The Ukrainians under Austrian rule in Galicia and Bukovina and in the region of Hungary known as the Carpatho-Ukraine preserved their identity as a separate group and engendered a forceful nationalist movement; in 1917, the Ukrainians in Russia established an independent republic following the Bolshevik Revolution. Austrian Ukraine proclaimed itself a republic in 1918 and was federated with its Russian counterpart; the Allies took little cognizance of Ukrainian claims for Galicia, however, and following World War I (1914-18) awarded that area to Poland. In 1919 the Russian Ukrainian republic, under the leader Simon Petlyura, declared war on Poland. In the same year Ukrainian Communists established a second government and declared the existence of the Ukrainian SSR. In 1920 the advance of the Russian Bolshevik armies caused the Petlyura government and Poland to become allies; they were too weak, however, to prevent the Soviet government from assuming control of the country. In 1922 Communist Ukrainian delegate s joined in the formation of the USSR.
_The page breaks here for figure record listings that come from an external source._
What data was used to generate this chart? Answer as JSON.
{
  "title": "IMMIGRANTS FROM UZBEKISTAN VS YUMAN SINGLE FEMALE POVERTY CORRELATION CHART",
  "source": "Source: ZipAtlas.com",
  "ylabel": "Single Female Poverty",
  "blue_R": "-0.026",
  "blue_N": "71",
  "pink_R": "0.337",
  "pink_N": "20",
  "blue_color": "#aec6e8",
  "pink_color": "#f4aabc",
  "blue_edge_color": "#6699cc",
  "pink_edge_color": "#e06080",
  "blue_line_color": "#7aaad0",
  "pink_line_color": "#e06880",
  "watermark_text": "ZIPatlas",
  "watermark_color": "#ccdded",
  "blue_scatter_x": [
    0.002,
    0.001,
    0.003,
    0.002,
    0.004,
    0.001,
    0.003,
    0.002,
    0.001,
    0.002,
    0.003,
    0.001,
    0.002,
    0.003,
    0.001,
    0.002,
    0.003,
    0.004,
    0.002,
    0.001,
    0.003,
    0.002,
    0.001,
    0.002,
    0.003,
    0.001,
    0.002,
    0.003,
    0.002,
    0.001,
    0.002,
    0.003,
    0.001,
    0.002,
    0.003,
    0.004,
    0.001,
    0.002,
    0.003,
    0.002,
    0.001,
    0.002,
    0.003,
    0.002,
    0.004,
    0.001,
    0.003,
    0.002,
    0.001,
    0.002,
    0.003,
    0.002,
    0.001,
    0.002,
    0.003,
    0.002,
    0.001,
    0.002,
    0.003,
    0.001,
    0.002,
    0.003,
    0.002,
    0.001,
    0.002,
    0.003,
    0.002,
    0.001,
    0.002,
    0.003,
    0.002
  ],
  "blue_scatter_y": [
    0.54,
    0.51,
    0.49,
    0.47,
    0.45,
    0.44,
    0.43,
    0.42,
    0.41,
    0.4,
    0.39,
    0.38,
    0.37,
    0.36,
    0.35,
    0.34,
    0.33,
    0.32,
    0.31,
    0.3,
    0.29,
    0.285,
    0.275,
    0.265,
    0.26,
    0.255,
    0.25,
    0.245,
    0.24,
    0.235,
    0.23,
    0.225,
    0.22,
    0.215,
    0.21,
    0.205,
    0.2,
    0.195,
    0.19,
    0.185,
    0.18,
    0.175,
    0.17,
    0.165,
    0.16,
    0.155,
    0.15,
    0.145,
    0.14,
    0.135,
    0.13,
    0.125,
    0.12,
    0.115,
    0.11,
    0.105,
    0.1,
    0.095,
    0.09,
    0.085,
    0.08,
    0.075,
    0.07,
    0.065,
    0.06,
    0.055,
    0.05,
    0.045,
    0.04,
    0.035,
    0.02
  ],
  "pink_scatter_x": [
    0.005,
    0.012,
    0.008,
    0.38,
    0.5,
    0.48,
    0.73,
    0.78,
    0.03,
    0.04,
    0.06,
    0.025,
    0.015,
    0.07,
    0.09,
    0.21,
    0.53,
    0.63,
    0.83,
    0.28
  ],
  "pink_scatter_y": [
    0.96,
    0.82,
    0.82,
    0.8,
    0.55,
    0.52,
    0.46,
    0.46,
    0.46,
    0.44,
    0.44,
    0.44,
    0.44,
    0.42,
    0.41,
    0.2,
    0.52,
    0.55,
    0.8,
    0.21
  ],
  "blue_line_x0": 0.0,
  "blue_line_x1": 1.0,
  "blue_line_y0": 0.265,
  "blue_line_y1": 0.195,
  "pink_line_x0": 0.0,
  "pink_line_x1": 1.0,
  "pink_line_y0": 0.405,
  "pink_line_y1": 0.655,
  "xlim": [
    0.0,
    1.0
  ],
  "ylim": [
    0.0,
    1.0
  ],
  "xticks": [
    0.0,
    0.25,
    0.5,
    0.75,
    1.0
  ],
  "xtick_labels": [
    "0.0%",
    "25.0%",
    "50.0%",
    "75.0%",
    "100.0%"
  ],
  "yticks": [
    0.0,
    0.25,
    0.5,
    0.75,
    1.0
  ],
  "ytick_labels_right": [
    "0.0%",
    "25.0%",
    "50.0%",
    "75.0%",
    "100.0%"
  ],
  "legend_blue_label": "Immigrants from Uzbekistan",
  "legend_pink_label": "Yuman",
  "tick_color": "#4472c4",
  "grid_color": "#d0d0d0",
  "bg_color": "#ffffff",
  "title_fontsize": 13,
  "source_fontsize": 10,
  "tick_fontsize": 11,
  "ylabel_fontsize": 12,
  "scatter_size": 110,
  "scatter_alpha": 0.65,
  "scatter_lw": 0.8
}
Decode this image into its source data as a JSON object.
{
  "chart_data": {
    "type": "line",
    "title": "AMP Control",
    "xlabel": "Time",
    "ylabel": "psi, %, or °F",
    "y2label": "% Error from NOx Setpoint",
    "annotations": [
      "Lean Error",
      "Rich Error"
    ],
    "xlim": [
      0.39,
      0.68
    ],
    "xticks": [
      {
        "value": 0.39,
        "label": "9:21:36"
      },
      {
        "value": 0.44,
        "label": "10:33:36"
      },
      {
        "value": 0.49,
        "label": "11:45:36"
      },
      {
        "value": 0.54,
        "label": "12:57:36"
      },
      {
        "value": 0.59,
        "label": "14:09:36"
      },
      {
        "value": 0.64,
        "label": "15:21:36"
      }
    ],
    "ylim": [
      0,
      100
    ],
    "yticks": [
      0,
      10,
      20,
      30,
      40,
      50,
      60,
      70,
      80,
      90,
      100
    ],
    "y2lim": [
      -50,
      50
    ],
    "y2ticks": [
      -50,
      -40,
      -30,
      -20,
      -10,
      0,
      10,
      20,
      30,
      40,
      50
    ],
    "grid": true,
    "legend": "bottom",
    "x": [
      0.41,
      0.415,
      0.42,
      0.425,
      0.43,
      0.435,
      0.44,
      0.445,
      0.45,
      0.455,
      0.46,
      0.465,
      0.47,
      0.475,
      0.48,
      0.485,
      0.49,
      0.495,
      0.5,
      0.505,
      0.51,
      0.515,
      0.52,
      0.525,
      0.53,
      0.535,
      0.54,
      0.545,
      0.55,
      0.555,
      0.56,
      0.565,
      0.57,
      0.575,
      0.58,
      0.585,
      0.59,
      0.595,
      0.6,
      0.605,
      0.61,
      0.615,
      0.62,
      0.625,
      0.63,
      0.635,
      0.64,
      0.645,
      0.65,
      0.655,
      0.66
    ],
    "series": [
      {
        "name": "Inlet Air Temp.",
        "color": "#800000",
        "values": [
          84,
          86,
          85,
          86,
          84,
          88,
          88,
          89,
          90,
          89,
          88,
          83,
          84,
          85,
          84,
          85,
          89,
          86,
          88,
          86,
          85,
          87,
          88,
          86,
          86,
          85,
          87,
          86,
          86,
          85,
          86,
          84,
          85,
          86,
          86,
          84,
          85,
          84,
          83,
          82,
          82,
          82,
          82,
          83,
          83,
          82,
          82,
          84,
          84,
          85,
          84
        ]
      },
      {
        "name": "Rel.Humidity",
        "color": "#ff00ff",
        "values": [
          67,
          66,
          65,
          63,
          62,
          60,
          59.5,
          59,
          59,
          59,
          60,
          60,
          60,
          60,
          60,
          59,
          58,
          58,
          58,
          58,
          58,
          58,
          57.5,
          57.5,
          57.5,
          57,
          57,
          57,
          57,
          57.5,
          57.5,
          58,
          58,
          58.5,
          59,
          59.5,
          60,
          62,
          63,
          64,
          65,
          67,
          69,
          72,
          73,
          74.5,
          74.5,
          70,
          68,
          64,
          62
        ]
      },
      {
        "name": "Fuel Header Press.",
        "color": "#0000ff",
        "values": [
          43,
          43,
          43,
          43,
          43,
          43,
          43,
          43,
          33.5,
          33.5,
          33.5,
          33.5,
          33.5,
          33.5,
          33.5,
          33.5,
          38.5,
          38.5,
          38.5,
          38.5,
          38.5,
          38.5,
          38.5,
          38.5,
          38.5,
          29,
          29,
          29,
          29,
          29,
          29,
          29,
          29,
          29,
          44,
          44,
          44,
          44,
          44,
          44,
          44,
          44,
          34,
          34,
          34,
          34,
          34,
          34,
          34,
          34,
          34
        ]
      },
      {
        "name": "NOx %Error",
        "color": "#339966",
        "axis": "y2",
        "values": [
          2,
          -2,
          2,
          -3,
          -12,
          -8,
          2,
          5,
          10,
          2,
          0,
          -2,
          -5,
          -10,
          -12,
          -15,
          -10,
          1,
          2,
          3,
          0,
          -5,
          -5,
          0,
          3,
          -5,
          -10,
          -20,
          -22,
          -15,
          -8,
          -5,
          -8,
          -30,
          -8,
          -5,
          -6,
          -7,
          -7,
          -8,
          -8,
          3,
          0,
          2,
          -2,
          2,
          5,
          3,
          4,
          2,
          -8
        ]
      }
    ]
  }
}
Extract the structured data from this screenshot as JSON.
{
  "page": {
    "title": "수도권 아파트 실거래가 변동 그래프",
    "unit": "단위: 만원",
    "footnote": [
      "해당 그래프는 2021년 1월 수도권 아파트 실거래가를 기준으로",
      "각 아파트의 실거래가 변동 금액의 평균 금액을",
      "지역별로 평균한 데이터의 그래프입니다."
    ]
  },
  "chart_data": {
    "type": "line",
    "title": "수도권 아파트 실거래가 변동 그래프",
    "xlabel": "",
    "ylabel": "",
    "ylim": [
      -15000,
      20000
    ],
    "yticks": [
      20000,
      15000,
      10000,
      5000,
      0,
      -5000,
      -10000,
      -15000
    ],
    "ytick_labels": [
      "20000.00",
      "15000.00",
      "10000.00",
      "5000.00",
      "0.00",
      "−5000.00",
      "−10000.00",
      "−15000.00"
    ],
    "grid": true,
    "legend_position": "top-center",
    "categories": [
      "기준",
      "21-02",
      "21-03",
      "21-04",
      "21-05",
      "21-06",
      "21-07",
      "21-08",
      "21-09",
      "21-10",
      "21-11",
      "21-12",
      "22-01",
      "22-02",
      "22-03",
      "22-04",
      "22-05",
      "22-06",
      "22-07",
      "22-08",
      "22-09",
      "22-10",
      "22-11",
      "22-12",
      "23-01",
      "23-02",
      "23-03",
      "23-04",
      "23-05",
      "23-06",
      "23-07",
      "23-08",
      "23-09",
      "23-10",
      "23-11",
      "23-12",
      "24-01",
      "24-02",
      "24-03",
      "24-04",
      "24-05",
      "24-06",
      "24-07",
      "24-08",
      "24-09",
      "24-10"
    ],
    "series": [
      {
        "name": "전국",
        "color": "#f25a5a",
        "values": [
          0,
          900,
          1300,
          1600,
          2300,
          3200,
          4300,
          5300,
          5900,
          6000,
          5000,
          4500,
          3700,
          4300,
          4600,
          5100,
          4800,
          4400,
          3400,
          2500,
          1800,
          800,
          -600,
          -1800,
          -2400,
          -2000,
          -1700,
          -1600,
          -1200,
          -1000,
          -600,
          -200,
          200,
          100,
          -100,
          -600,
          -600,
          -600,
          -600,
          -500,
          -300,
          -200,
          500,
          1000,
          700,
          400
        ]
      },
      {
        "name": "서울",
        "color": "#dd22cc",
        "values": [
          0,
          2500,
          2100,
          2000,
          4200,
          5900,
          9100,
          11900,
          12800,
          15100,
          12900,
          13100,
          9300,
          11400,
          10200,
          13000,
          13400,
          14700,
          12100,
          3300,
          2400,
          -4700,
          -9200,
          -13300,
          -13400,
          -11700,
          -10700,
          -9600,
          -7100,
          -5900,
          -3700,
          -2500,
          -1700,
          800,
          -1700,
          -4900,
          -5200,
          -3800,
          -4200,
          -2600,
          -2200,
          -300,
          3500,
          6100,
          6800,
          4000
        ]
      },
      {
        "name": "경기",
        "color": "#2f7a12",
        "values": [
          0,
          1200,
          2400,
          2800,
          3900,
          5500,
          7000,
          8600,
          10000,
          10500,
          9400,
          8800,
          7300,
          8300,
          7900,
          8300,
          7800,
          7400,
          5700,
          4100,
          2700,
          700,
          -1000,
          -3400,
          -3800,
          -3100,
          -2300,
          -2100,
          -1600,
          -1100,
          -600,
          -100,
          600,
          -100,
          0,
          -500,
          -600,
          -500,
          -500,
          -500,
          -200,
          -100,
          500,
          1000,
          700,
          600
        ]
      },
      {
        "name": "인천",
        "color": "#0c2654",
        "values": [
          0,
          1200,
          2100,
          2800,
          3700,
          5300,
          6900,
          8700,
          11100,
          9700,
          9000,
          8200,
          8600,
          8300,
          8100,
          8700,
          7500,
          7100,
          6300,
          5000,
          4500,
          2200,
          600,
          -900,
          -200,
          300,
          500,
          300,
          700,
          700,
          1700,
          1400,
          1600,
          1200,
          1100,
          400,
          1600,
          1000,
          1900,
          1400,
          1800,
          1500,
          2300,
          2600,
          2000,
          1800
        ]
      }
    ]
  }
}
In the period between 1922 and 1939 drastic efforts were made by the USSR to suppress Ukrainian nationalism. Ukraine suffered terribly from the forced collectivization of agriculture and the expropriation of foodstuffs from the countryside; the result was the famine of 1932-33, when more than seven million people died. The ultimate goal of Ukrainian nationalism was the independence of a Greater Ukraine, embracing Russian Ukraine, Polish Galicia, and Czechoslovakian Ruthenia.
Following the Soviet seizure of eastern Poland in September 1939, Polish Galicia, comprising nearly 62,160 sq km (24,000 sq mi), was incorporated into the Ukrainian SSR. When the Germans invaded Ukraine in 1941 during World War II (1939-45), Ukrainian nationalists hoped that an autonomous or independent Ukrainian republic would be set up under German protection. Much to their disappointment, the Germans not only divided Russian Ukraine and West Ukraine (Galicia) but came as hostile conquerors. Ukraine was retaken by the USSR in 1944. In the same year parts of Bessarabia and northern Bukovina were added to it, and the Ruthenian region of Czechoslovakia was added in 1945. The Ukrainian SSR became a charter member of the United Nations in 1945. The Crimean region in Russia was added to Ukraine in 1954. Communism in the USSR collapsed in 1991. At the end of 1991, the USSR ceased to exist, and Ukraine became an independent republic.
After independence, political tension developed in Ukraine over several domestic and international issues. Crimea, which was part of Russia until 1954, became a source of contention between Moscow and Kyyiv. Shortly after Ukrainian independence in 1991, a Russian-led movement to secede from Ukraine was formed in Crimea, which succeeded in changing the status of the Crimean oblast to an autonomous republic. Crimea also issued a declaration of independence, which was rescinded in May 1992. In the same month, however, the Supreme Soviet of Russia declared the 1954 transfer of Crimea null and void. The Russian Supreme Soviet also laid claim to the Crimean port city of Sevastopol', the home port of the 350-ship Black Sea Fleet, despite an agreement to divide the fleet, which was signed by President Kravchuk and Russian President Boris Yeltsin (1991- ) in August 1992. Conflict between Ukraine and Russia also developed over several other issues, including possession and transfer of nuclear weapons, delivery of Russian fuel to Ukraine, the division of Soviet assets, and military and political integration within the CIS.
A second separatist movement developed in eastern Ukraine, where coal miners and other workers in eastern Ukraine went on strike in June 1993 to protest the poor state of the economy. A political crisis developed within the government over the pace of economic reform in 1993. In May 1993 Prime Minister Leonid Kuchma (1992- ) threatened to resign if he was not granted additional powers. In response to the threat of resignation, President Kravchuk proposed that the Ukrainian parliament grant Kuchma additional executive powers. The parliament rejected Kuchma's resignation and most of Kravchuk's proposals, but they did grant Kravchuk the power to rule by decree on some economic issues.